Elbette o motorlardan da old school bir şeyler yapılabilir ancak hiçbir zaman eskilerle aynı tadı vermeyecektir. Bence onları bu kalıba girmeye zorlamak yerine olduğu gibi kabul edip yeni nesil tarzlara uygun modifiye etmek daha doğru. Bariz olarak artık motosikletler daha spor. Ne yazık ki Harley’de de bu durum aynı. O zaman Milwaukee-Eightmotorlardan ne yapılabilir onu düşünmek lazım. Mesela spor bir custom ya da club style uygulamaları o motorlara çok daha yakışacaktır. Ayrıca old school bir motora binmek isteyen o çileyi çekmeli, motorunu söküp takmayı denemeli ve onu hissetmeli. Yeni makineler ne yazık ki biraz ruhsuz gibi.
Hayalimiz gerçekten büyük ve yurtdışındakileri aratmayacak bir custom kültür festivali organize etmek ya da bunun bir parçası olabilmek.
Peki Custom kültürü ve bu alanda yapılan çalışmalar Türkiye’de hangi seviyede?
Türkiye özellikle old school konusunda bilgi ve tecrübe anlamında çok zayıf. Custom motosiklet denince insanların aklına sadece 2000’ler Amerikan Chopper tarzı motosikletler geliyor. Bunun da sebebi tabii ki Orange County Custom. Biz de zaten bu şovun toplum üzerindeki etkisini gördüğümüz için sosyal medya ve YouTube gibi kanallardan daha büyük kitlelere ulaşmaya ve custom kültürü konusunda bilgilendirmeye çalışıyoruz.

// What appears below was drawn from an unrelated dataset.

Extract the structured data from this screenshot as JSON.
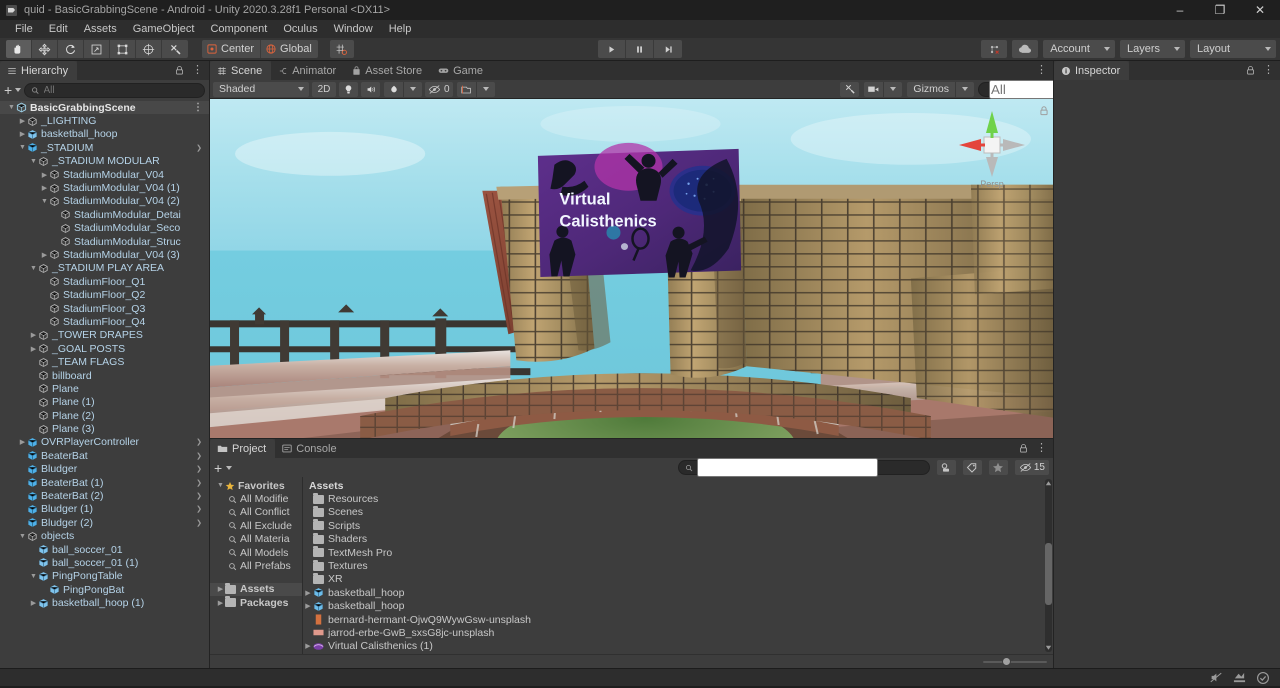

Ancak bu sene Tarhan Telli’nin de yeniden sahalara dönmesi bizleri çok heyecanlandırdı. Türkiye’deki en büyük ve tanınmış custom firması olan TT Custom’ın neredeyse 10 yıllık sessizliğini bozması ve geri dönmesi, hep birlikte bu kültürü yayıp, büyütebilmemiz konusunda bize umut verdi. Umarız ilerleyen zamanlarda ülkemizde çok daha fazla modifiye motosiklet, her köşe başında custom atölyesi ve bol bol custom festivali görürüz.

Gözlemlediğim kadarıyla kolektif üretime dair de alan açan bir pozisyondasınız. Rusya’dan gelen tasarımcı Slava’nın airbrush ve pinstripe çalışmaları ve workshop’ları buna örnek teşkil ediyor. Sanıyorum bu tür workshop’lar için WRC ev sahipliğini üstleniyor. Bu tarz işbirlikleri nasıl gelişiyor? İlerleyen süreçte custom kültürünü yaymak adına yeni işbirliklerini de görebilecek miyiz?
Biz başından beri mümkün olduğunca kolektif etkinlikler ve üretimler yapmaya çalışıyoruz. Zaten bu işe gönül vermiş çok az sayıda insan var ve bu kitle her zaman her koşulda birlikte ve omuz omuza durmalı. Başka türlü bu işi ileriye taşıyamayız. Hayalimiz gerçekten büyük ve yurtdışındakileri aratmayacak bir custom kültür festivali organize etmek ya da bunun bir parçası olabilmek. Her sene kendi çapımızda ufak organizasyonlar düzenliyor ve tüm custom severleri bir araya toplamaya çalışıyoruz. İlerleyen zamanlarda çok daha büyüklerini yapacağımızı umuyoruz.